La trappola dell’eccessiva tolleranza
Eli, sommo sacerdote dell’antica nazione d’Israele, fu un servitore di Dio che cadde nella trappola dell’eccessiva tolleranza. Gli israeliti avevano stretto un patto con Dio, accettando di ubbidire alle sue leggi. Ma i due figli di Eli, Ofni e Fineas, erano avidi e immorali, e mancavano sfacciatamente di rispetto all’Onnipotente. Eli, pur conoscendo molto bene la Legge di Dio, si limitò a rimproverare blandamente i figli e fu troppo indulgente nel disciplinarli. Commise l’errore di pensare che Dio avrebbe tollerato la malvagità. Il Creatore fa distinzione tra debolezza e malvagità. Per aver violato volontariamente la Legge di Dio, i malvagi figli di Eli furono puniti con severità, e a ragione. — 1 Samuele 2:12-17, 22-25; 3:11-14; 4:17.

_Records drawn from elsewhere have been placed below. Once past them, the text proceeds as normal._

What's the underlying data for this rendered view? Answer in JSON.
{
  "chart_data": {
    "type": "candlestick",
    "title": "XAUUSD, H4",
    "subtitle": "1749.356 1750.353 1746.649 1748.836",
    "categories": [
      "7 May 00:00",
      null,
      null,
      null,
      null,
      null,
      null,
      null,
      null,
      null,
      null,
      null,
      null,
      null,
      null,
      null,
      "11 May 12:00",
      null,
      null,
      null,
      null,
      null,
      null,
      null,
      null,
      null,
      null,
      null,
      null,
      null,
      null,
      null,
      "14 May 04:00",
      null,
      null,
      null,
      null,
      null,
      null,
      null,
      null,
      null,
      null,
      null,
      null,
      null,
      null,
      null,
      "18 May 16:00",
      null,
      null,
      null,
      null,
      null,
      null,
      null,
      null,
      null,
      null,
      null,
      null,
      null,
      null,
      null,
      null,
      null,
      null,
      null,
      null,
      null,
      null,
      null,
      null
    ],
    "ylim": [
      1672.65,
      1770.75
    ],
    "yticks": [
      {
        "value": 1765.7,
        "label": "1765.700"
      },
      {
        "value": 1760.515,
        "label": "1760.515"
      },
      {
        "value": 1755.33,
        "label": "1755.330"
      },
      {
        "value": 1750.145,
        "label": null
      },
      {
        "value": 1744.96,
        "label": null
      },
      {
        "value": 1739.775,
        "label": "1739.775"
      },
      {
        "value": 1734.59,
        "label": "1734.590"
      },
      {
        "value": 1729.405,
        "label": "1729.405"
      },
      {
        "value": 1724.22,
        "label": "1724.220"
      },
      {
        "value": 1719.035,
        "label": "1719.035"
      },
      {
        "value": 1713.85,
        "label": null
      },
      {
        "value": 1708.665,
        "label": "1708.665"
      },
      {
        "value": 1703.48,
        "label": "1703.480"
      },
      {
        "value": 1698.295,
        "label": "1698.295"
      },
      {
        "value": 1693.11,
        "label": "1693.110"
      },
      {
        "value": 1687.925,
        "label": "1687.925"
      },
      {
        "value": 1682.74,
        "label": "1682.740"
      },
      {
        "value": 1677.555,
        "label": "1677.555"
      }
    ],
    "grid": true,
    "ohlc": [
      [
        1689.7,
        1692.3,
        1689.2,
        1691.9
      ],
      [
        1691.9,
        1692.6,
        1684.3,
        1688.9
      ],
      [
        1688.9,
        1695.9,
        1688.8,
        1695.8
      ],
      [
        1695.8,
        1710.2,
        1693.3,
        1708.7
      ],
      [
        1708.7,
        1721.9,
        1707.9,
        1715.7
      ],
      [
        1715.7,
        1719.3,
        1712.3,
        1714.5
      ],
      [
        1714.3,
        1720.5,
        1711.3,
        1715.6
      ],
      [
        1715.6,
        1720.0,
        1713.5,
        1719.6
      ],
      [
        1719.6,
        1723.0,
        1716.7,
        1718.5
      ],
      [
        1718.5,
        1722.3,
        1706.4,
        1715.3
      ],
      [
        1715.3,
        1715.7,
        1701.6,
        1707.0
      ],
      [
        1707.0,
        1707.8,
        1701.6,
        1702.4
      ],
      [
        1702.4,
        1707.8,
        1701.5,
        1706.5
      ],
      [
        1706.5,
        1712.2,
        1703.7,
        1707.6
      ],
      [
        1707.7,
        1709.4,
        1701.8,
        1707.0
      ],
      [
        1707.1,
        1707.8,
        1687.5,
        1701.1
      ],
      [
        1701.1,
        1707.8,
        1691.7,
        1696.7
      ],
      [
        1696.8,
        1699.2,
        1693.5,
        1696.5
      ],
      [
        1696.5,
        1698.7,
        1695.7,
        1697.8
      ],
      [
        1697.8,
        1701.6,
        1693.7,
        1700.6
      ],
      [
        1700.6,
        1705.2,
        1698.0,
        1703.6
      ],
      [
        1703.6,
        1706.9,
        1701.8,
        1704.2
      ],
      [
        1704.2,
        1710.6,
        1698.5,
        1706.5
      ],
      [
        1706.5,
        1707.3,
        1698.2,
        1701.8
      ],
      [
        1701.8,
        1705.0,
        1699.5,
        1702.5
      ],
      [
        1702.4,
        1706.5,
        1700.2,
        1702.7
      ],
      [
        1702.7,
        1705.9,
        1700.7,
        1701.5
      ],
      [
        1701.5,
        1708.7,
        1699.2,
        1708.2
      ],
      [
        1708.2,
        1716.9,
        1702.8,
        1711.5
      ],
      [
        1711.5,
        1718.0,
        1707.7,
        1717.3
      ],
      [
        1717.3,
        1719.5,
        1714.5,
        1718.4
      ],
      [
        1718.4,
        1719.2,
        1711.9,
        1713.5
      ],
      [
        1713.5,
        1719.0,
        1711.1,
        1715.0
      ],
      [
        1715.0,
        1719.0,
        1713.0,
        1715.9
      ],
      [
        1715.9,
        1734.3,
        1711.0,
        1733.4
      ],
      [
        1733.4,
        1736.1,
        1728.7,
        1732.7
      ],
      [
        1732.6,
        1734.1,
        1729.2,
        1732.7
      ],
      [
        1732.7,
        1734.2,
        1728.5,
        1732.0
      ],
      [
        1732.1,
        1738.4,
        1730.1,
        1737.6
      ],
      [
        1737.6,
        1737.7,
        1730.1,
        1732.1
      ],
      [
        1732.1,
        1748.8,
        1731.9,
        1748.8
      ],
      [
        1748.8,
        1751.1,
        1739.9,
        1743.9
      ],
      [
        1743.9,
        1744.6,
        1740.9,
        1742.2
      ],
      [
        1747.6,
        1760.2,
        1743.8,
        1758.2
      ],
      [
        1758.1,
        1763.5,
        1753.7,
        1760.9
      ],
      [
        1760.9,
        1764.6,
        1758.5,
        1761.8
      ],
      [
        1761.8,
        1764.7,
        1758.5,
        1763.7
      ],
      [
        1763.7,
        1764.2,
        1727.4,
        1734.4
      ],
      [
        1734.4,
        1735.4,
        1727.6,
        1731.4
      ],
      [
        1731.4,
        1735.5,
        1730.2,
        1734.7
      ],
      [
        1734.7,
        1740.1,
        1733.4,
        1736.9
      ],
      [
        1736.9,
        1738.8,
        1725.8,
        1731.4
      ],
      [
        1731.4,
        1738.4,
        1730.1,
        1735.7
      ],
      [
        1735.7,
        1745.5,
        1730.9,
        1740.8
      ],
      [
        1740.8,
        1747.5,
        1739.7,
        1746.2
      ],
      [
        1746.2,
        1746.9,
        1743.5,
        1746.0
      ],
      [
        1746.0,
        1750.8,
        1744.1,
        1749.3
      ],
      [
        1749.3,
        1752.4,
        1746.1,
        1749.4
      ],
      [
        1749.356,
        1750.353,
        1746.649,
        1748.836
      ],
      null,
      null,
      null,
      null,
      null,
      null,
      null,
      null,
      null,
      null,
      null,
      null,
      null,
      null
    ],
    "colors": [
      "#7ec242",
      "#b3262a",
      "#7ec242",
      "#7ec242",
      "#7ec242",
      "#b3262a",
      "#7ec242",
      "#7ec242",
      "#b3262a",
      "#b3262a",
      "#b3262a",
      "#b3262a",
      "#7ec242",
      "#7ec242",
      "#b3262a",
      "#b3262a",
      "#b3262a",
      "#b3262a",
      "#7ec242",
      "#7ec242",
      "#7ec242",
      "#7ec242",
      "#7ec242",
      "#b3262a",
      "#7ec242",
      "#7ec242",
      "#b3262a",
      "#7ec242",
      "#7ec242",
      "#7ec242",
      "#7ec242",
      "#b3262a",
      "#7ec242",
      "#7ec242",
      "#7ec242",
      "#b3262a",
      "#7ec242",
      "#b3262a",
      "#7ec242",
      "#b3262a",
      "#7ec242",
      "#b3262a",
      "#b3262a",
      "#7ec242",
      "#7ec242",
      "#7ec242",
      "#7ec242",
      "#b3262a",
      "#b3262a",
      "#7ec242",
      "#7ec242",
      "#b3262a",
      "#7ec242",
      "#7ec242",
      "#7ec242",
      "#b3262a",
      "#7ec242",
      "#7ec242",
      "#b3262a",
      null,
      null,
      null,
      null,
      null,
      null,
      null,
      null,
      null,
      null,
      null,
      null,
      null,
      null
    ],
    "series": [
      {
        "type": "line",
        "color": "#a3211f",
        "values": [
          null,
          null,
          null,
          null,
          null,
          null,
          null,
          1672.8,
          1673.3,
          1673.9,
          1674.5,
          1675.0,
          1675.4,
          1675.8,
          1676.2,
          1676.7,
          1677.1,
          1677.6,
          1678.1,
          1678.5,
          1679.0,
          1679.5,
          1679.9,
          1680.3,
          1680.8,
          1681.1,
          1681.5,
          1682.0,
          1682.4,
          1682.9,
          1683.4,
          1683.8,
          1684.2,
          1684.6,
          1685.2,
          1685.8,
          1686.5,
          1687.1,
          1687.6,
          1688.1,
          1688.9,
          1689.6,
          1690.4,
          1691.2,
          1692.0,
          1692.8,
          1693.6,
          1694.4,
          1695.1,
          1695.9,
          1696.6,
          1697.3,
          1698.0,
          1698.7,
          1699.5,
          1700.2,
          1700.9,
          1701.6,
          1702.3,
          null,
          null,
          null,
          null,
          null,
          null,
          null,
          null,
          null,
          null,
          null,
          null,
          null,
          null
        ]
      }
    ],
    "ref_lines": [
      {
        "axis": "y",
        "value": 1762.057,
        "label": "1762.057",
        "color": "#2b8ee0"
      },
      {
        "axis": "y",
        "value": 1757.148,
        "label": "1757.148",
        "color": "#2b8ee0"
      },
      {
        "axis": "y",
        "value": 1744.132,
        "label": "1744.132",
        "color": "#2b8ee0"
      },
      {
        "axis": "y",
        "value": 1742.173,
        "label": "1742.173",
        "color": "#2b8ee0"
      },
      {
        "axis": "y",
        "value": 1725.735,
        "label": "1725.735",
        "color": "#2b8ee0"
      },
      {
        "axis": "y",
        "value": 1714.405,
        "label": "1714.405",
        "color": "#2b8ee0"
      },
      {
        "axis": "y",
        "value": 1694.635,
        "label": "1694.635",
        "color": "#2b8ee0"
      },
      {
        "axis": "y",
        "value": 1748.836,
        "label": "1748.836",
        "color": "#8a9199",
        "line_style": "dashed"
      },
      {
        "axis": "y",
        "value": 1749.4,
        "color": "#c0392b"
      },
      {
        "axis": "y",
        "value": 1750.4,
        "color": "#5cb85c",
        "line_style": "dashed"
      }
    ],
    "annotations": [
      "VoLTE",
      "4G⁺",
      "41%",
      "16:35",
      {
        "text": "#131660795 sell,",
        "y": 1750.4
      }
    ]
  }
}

Come sarebbe tragico se fossimo troppo tolleranti in famiglia e chiudessimo un occhio qualora i nostri figli intraprendessero una condotta ostinatamente errata! Quanto è meglio “allevarli nella disciplina e nella norma mentale di Geova”! Questo significa che dobbiamo attenerci noi stessi alle norme divine e inculcarle nei nostri figli. — Efesini 6:4.
Analogamente, la congregazione cristiana non può tollerare la malvagità. Se un suo membro commette un grave errore e non vuole pentirsi, deve essere allontanato. (1 Corinti 5:9-13) Tuttavia, al di fuori della cerchia familiare e della congregazione, i veri cristiani non cercano di cambiare la società nel suo insieme.
Una stretta relazione con Geova
L’intolleranza si sviluppa in un’atmosfera di ansietà. Ma se abbiamo una stretta relazione personale con Dio proviamo un senso di sicurezza che ci aiuta a mantenere il giusto equilibrio. “Il nome di Geova è una forte torre. Il giusto vi corre e gli è data protezione”, si legge in Proverbi 18:10. Di sicuro a noi e ai nostri cari non può capitare nulla di male che il Creatore non rimedierà a suo tempo.
Una persona che trasse grande beneficio dall’avere una stretta relazione con Dio fu l’apostolo Paolo. Da giudeo noto con il nome di Saulo perseguitò i seguaci di Gesù Cristo e si rese colpevole di spargimento di sangue. Tuttavia divenne egli stesso cristiano e in seguito, come apostolo Paolo, si dedicò all’evangelizzazione a tempo pieno. Paolo dimostrò di essere di mente aperta predicando a persone di ogni genere, “ai greci e ai barbari, ai saggi e agli insensati”. — Romani 1:14, 15; Atti 8:1-3.
Come riuscì a cambiare? Acquistando accurata conoscenza delle Scritture e crescendo nell’amore per il Creatore, che è imparziale. Paolo imparò che Dio è equo in quanto giudica ciascun individuo non in base a cultura o razza, ma in base a ciò che l’individuo è e fa. Sì, per Dio le opere sono importanti. Pietro osservò che “Dio non è parziale, ma in ogni nazione l’uomo che lo teme e opera giustizia gli è accetto”. (Atti 10:34, 35) L’Iddio Onnipotente non ha pregiudizi. Sotto questo aspetto si distingue da alcuni leader mondiali, che magari sfruttano deliberatamente l’intolleranza per i propri fini.
Le cose cambieranno
Secondo John Gray, dell’Università di Oxford, in Inghilterra, la tolleranza è “una virtù che ultimamente è in forte ribasso”. Ma le cose cambieranno. Prevarrà la tolleranza temperata dalla sapienza divina.
Nel nuovo mondo di Dio ormai imminente l’intolleranza non ci sarà più. Non ci saranno più nemmeno le sue forme estreme, come pregiudizio e fanatismo. La ristrettezza mentale non priverà più del piacere di vivere. Allora ci sarà un paradiso molto più grande di quello che può mai esserci stato nella valle del Kashmir. — Isaia 65:17, 21-25
Sperate di vivere in questo nuovo mondo? Che privilegio emozionante sarà!